The Archaeological Museum of Atina and the Comino Valley (this is the new name that from 2010 replaces that of the original Civic Museum established in 1978) is housed in a former school building that, with its elegant classical-style façade, overlooks Via Vittorio Emanuele II. The building was built in the 1920s at the expense of the well-deserving citizen Giuseppe Visocchi and is named after him.
Together with the Museum, the building houses the well-stocked Municipal Library with a rich section dedicated to local history and archaeology. The attention to the knowledge of Atina’s archaeological heritage has been kept alive over the years also by the activity of the local cultural association, which now plays a fundamental role in the dissemination and enhancement in collaboration with the authorities.
The museum collection, originally housed in the hall of the Duke Palace, has increased in recent years both the number and the quality of the archaeological finds, recovered not only in Atina, but also from research and excavations carried out in the other municipalities of the Comino Valley.
A notable impulse to the development of the museum structure derives from the activities carried out in the Liri Valley area by the Archaeological Superintendence for Lazio and by the various Municipal Administrations.
These activities brought materials from the excavations of the Italic Sanctuary of Pescarola in the municipality of Casalvieri and from the necropolis of Ominimorti in the municipality of San Biagio Saracinisco to the Atina Museum. The availability of the finds has allowed the launch of a programme of periodic exhibitions desired by the Municipal Administration and dedicated in particular to the study of the pre-Roman era.
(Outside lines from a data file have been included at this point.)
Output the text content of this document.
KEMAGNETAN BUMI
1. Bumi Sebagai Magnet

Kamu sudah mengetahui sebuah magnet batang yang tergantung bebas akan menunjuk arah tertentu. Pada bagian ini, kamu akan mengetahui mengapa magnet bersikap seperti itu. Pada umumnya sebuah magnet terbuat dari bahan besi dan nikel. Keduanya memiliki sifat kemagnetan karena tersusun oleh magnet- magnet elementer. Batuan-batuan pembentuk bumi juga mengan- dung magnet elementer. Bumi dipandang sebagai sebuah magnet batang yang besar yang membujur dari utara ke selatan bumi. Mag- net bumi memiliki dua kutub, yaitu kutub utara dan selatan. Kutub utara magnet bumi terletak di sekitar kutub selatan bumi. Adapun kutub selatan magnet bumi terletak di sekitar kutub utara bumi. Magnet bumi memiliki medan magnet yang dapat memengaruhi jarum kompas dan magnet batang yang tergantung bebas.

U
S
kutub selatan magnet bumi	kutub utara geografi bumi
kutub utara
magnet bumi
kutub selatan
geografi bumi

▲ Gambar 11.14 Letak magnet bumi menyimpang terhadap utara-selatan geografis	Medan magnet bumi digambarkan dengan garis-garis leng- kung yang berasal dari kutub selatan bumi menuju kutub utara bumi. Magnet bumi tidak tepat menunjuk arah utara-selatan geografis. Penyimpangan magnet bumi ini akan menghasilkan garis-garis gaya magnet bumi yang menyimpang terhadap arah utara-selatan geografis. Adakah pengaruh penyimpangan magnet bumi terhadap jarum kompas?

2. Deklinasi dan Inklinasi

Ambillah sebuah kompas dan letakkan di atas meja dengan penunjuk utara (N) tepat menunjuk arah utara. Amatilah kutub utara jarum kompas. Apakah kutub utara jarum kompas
At the same time, the museum provides regional funding for periodic restoration work on both the material in storage and that coming from the most recent discoveries.
The exhibition, inaugurated in the new premises in 1997 and gradually implemented, is characterised above all by a wide repertoire of pre-Roman impasto ceramics, ranging from the well-known ribbed amphorae of the “Alfedena” type and the ovoid ollae attributable to the archaic culture of the Liri Valley, to the elegant jugs (oinochoai) in purified clay and bucchero that document a certain commercial penetration of the Etruscans into these inland areas.
Among the oldest and most precious finds, of particular interest are the bronzes from the easternising period (8th-7th centuries BC) found at the beginning of the last century at the foot of the village of San Marciano. ) found at the beginning of the last century at the foot of the village in the locality of San Marciano and now kept at the Pigorini Museum, of which a number of exemplary reproductions are on display (anthropomorphic and zoomorphic pendants, bracelets, perforated leaf fibulae) that document for the proto-urban centre of Atina not only the flourishing of metallurgical production based on the exploitation of the Meta metal deposits, but also the existence of dominant aristocratic groups that certainly held control.
The local metallurgical tradition characterises the entire pre-Roman period and can be seen in the numerous iron and bronze weapons (spearheads and javelin tips called sauroteres, which in some cases still have the remains of the wooden shaft), in the accessories of the warrior’s equipment, such as the embossed bronze foil belts, or in the iron horse bits. All these elements enlighten us on the fighting spirit of the Italic peoples who, like the Samnites, occupied the Atinate countryside before the Roman conquest of 293 BC.
A number of reconstructive models are intended to evoke, especially for younger visitors, the climate of continuous belligerence between Romans and Italics that characterised the Liri Valley for many decades and that went down in history as the ‘Samnite Wars’.
In the Archaeological Museum of Atina, two burials from the necropolis of San Biagio Saracinisco have been reconstructed: an older one (6th century BC. ), consisting of a pit bordered by stones with the intact skeleton of a warrior accompanied by a rich trousseau, the other with a double-pitched roof of large tiles and cobblestones called “a cappuccina”, of more recent age (IV-III century BC) and with a single black painted bowl that accompanied the meagre remains of the deceased.
The lapidary, on the other hand, brings to life the population and society of the now Roman city and its surrounding area. Thanks to the epigraphs and sculptures from the republican and imperial periods, it is possible to take a virtual tour of the urban and suburban monuments of Roman Atina (a populous centre mentioned by Cicero himself as praefectura florentissima) and to encounter, among the tombstones of citizens, freedmen and slaves, that of Munnia, a priestess in charge of the cult of Ceres, or of the local quaestor Gaius Timinius Gallus, or of the well-deserving citizen Titus Elvius Basila who donated 400. 000 sesterces for the sustenance of young Athenians.